How one revenue cycle leader plans for his health system and its RCM partner to work together throughout their partnership.

KEY TAKEAWAYS

  • A governance council composed of executives from VHC Health and the vendor, and the system's revenue cycle team leads will manage the partnership's performance.
  • Ensuring that the vendor aligns with the system's culture, operations, and revenue cycle strategy are crucial for successful partnership.

VHC Health recently announced a 15-year, revenue cycle management partnership that comes at a time when leaders’ satisfaction with vendors is largely varied and financially strained systems are hesitant to make the investment.

In a previous HealthLeaders article, John Zabrowski, the system’s senior vice president, chief financial officer, and chief strategy officer acknowledges this trend, but suggested that organizations pulling out of vendor agreements may be due to them not aligning with the organizational culture.

For VHC Health, partnering with a vendor they’ve worked with for multiple years, reflects they fit into the system’s culture. Bringing executives from both entities together, alongside the system’s revenue cycle team leads, forming a governance council to oversee the partnership allows them to share accountability, laying a solid foundation.

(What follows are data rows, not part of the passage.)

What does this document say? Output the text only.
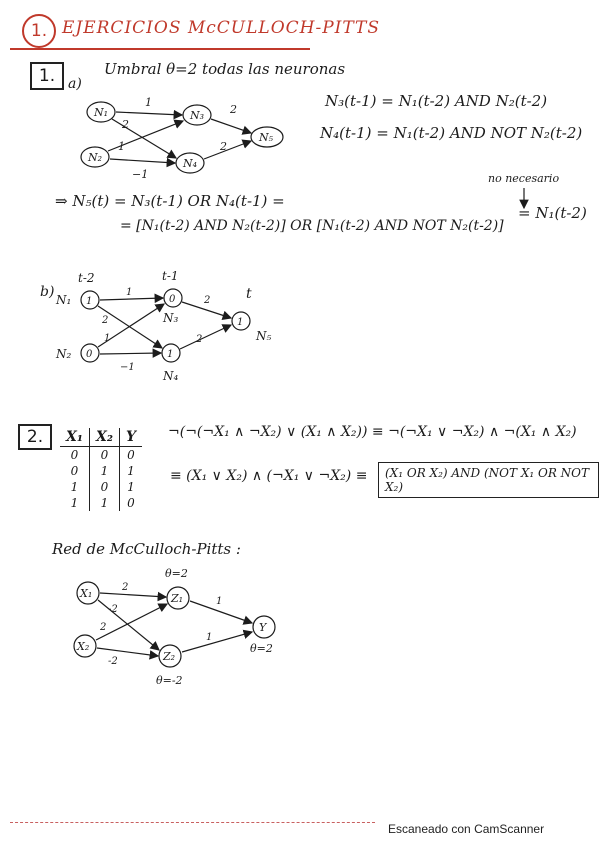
1. EJERCICIOS McCULLOCH-PITTS
1. a)
Umbral θ=2 todas las neuronas
N₃(t-1) = N₁(t-2) AND N₂(t-2)
N₄(t-1) = N₁(t-2) AND NOT N₂(t-2)
no necesario
⇒ N₅(t) = N₃(t-1) OR N₄(t-1) =
= [N₁(t-2) AND N₂(t-2)] OR [N₁(t-2) AND NOT N₂(t-2)]
= N₁(t-2)
b)
2.	X₁	X₂	Y
0	0	0
0	1	1
1	0	1
1	1	0
¬(¬(¬X₁ ∧ ¬X₂) ∨ (X₁ ∧ X₂)) ≡ ¬(¬X₁ ∨ ¬X₂) ∧ ¬(X₁ ∧ X₂)
≡ (X₁ ∨ X₂) ∧ (¬X₁ ∨ ¬X₂) ≡	(X₁ OR X₂) AND (NOT X₁ OR NOT X₂)
Red de McCulloch-Pitts :
N₁
N₂
N₃
N₄
N₅
1
2
1
−1
2
2
t-2	t-1
t
1
0
0
1
1
N₁
N₂
N₃
N₄
N₅
1
2
1
−1
2
2
X₁
X₂
Z₁
Z₂
Y
θ=2
θ=-2
θ=2
2
-2
2
-2
1
1
Escaneado con CamScanner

“The way we’ve carved it out, we’ve got a strong three-pronged approach that allows for a strong operational alignment, strategic alignment, and organizational alignment to achieve the goals of this partnership,” Zabrowski said.

Prior to their current partnership, VHC had been utilizing their partnership vendor for ancillary services for five years. Now, over a month into the partnership, the system has found over $13 million of incremental value that is “currently in the process of collection and realization.”

Initial goals for the partnership include streamlining their patient registration process and integrating AI into the denials process. According to Zabrowski, integrating more robust physician advisory services into the organization is an area of emphasis as well.

To oversee the partnership’s progress and performance, the team created a shared governance council of VHC executives, revenue cycle leads, and vendor representatives.

“There’s a weekly touch base where we’ll be discussing our [key performance indicators], revenue cycle metrics, how are realization rates looking, what’s happening with denial trends,” Zabrowski explained.

Key performance indicators include accounts receivable per day, insurance aging, number of accounts held up in billing, and coding accuracy rates.

While these metrics are important to the overall management of RCM activities, Zabrowski said, the target goals for the partnership emphasize improving clinical documentation and the system’s overall yield.

For the system’s yield, efforts are being made to optimize point of service collections, with tech solutions being deployed to help reduce front end denials.

“From a clinical documentation improvement perspective, extended deployment of related practices, education, auditing, and workflow redesign will serve as the foundation upon which our improvements are built upon,” Zabrowski explained.